European equities were muted on Wednesday and government bond prices softened, as investors tried to balance prospects of looming eurozone rate rises with a slowing economy.

The regional Stoxx 600 share index edged higher in early dealings before trading flat, following a bumpy session on Wall Street that left the blue-chip S&P 500 index up almost 1 per cent despite a profit warning from retailer Target.

The yield on Germany’s 10-year Bund, which functions as a benchmark for debt costs in the eurozone, added 0.02 percentage points to 1.31 per cent, trading around its highest since 2014.

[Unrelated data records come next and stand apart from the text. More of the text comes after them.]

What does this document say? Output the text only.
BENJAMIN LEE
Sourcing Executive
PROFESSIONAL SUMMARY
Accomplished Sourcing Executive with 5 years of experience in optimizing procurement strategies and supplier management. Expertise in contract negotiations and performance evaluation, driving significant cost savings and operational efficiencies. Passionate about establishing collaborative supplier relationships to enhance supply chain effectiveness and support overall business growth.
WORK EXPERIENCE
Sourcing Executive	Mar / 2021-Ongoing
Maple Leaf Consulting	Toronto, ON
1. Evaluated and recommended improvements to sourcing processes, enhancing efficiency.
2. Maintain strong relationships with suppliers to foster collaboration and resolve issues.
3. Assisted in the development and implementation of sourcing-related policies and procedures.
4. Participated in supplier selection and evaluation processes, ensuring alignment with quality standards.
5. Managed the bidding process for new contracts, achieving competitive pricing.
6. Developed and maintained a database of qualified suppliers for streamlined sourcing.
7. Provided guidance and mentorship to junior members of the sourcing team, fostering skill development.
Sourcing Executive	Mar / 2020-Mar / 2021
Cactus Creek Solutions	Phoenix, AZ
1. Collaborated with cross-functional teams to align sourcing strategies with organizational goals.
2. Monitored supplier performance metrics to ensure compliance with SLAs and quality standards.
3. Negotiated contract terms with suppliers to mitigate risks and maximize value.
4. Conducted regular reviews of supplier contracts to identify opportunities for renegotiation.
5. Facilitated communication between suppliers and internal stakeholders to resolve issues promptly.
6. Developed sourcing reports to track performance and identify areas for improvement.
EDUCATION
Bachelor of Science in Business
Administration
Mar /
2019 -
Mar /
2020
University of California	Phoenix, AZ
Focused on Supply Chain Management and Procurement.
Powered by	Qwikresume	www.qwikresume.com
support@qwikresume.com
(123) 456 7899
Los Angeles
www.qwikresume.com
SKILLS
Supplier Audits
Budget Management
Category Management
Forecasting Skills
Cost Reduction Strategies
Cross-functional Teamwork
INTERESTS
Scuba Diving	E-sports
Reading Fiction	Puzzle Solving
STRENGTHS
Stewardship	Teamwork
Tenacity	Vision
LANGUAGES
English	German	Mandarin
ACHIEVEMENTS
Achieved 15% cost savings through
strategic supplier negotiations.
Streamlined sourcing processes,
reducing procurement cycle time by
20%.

Italy’s equivalent bond yield added 0.04 percentage points to 3.43 per cent, having almost tripled since the start of the year. Bond yields move inversely to prices.

The moves came as analysts attempted to forecast the tone of communications from the European Central Bank following its monetary policy meeting on Thursday.

The ECB — which has kept its main deposit rate negative since 2014 — is expected to signal plans to lift borrowing costs back to zero by September to battle soaring inflation while also being willing to protect weaker nations in the bloc from higher funding costs.

“In the euro area, our economists forecast a mild technical recession at the turn of the year and almost no growth in 2023,” strategists at Barclays said in a note to clients. “Yet the ECB appears set to hike rates given sticky upward inflation pressures,” they said, adding that “a path to a soft landing is narrow.”

On Tuesday, the World Bank cut its forecasts for global growth this year further and described economic conditions as similar to the 1970s, where steep rises in borrowing costs were used to control inflation.

Economic output in Europe and Central Asia would shrink by around 3 per cent in 2022, the World Bank said, “as the war in Ukraine and its repercussions reverberate through commodity and financial markets.”

In a May 23 blog post, ECB president Christine Lagarde pledged to “take the growth outlook into account when calibrating policy normalisation,” soothing fears of rapid hikes that would further choke off growth.

Economists at Citi warned in a research note, however, that if the ECB’s policy statement on Thursday did not “align” with Lagarde’s blog post, investors should expect “a faster pace of rate hikes,” and a “more erratic” rates policy that could increase the risks of “financial fragmentation” between euro area nations.

Asian stocks rallied on Wednesday, mirroring gains on Wall Street in the previous session, with Hong Kong’s Hang Seng index adding 2 per cent and Tokyo’s Nikkei 225 up 1 per cent.

Futures trading implied the S&P 500 would edge 0.5 per cent lower in early dealings, however, as uncertainty over the economic outlook and thin liquidity kept Wall Street markets from forming a decisive narrative. The S&P, which often sets the tone for stock markets worldwide, has fallen for eight of the past nine weeks.

“US stocks have been very rangebound in the last week and a half, and usually, such trading patterns break out in one direction or the other,” strategists at ING wrote in a research note. “After failing to push convincingly higher, we may see a correction lower in the coming days/weeks.”

In currency markets, the euro drifted 0.1 per cent lower against the dollar to just under $1.07. The eurozone currency also gained 0.4 per cent against the Japanese yen, to a seven-year peak of ¥142.4.

Brent crude, the oil benchmark, rose 0.5 per cent to $121.18 a barrel.